Tunceli’nin en sarp, en haşin, en çetin köşelerinden biri Kalan yöresidir. Burada akarsuların oyduğu vadiler baş döndürücü bir dikliktedir ve her birinin derinliği bazen 1000 metreyi bulmaktadır (Foto 2) . Kalan deresi ile Pülümür tarafında Rabat, kuzeyde Bobyezbaba (3050 m ) kütle halinde geniş bir dağdır, çıplaktır, yamaçları pek sarptır. Bu kütle üzerinde Küçük göl (2750 m), Büyük göl (3000 m) dağları yükselir ve Kutu deresi bu iki dağ arasından güneye doğru uzanarak gittikçe sarplaşır.
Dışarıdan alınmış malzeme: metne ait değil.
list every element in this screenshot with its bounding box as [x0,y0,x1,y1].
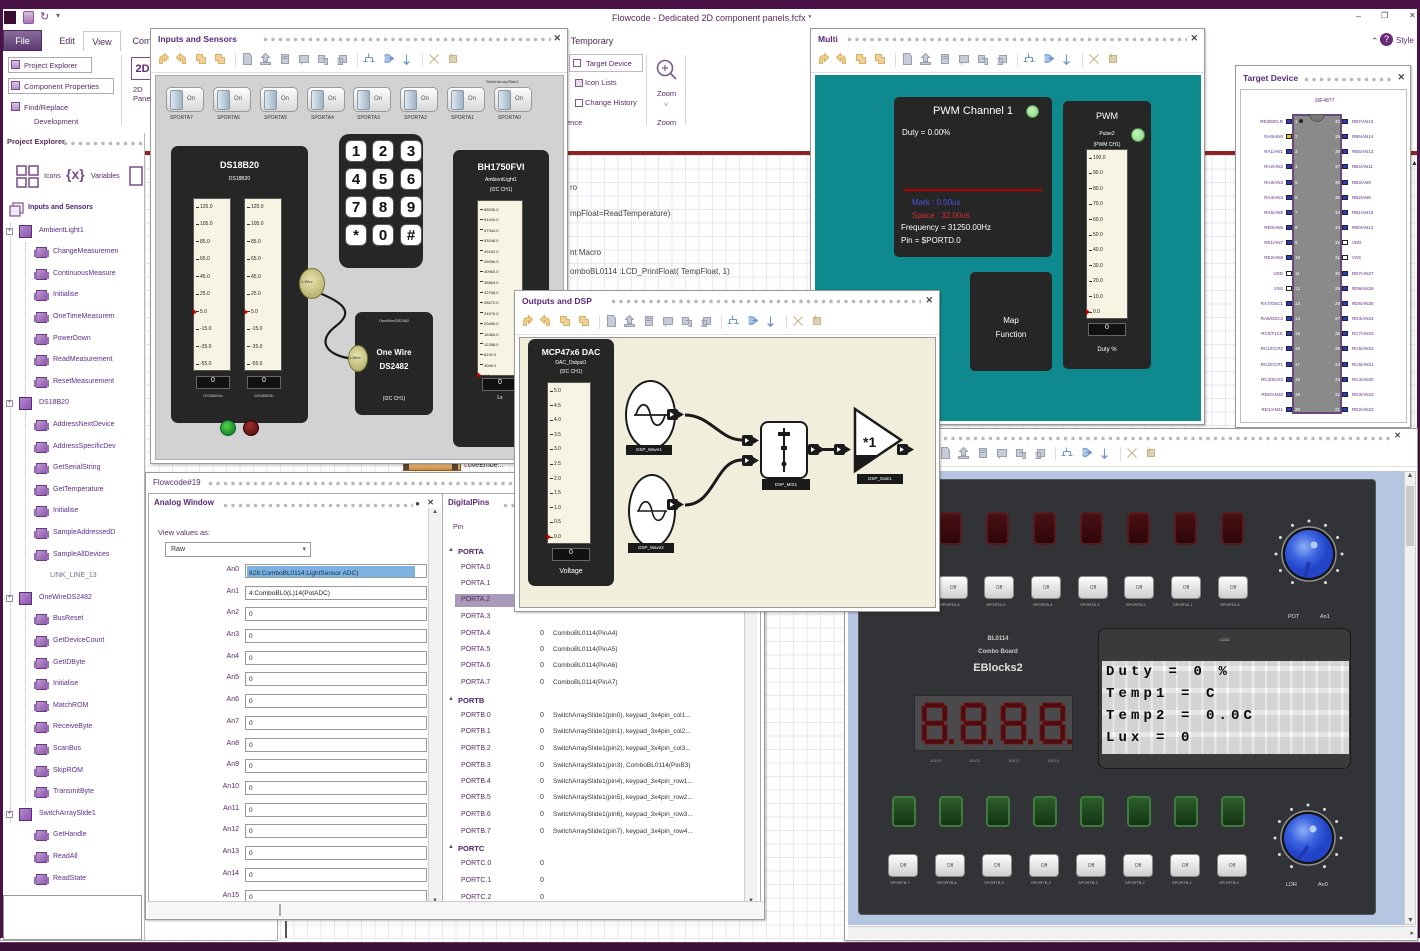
svg-text:*1: *1 [863,434,876,450]
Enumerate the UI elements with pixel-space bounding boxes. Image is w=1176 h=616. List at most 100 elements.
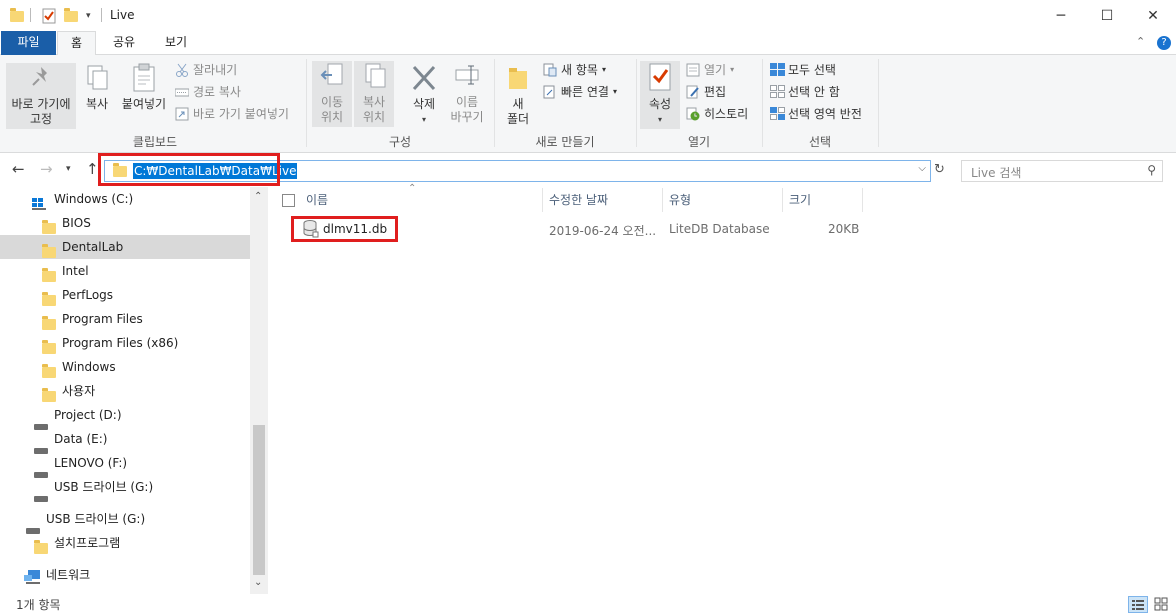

Daha güneyde Aziz Aptal dağları (3037 m), bu dağların batısında Sultanbaba (Dojik dağı- 2980 m), Karasakal Dağı ( 2959 m) güneyinde Ardıç tepe ve Kerenge dağları ile birlikte geniş ve yüksek bir kütle oluşturur. Bu kütlenin doğusunda Kutu deresi, batısında Kalan deresi, ve asıl kütle içine oyulmuş İksor deresi, Çat deresi, Laç deresi kütleyi yaşanılası zor halde yontmuşlardır. Kalan deresinin tam güneyinde Kırmızı dağ yükselir. Doğu-batı doğrultulu orta yükseklikte bir dağdır. Kutu deresinin Harçik deresine karıştığı yerde, İki vadinin üçgeni arasında Zel dağı uzanır (2300 m). Kalan deresinin batısında Dojikbaba Dağı (3100 m) bulunur ve oldukça sarp alanlardır. Kalan dersinin aşırı sarp, dağlık ve yaşanılması zor olması bu alanlarda ufak tefek köylerin bile kurulmasına engel olmuştur. Harçik suyunun doğusunda Nazmiye üstünden Bağır dağına doğru yüksek ve geniş bir dağlık bölge kabarır. Nazımiye’den kuzeye gidildikçe geniş ve yüksek kabarıklar biraz genişler üzerinde yaylaların olduğu alanlara dönüşür (Tunceli İl Yıllığı,2012:19) .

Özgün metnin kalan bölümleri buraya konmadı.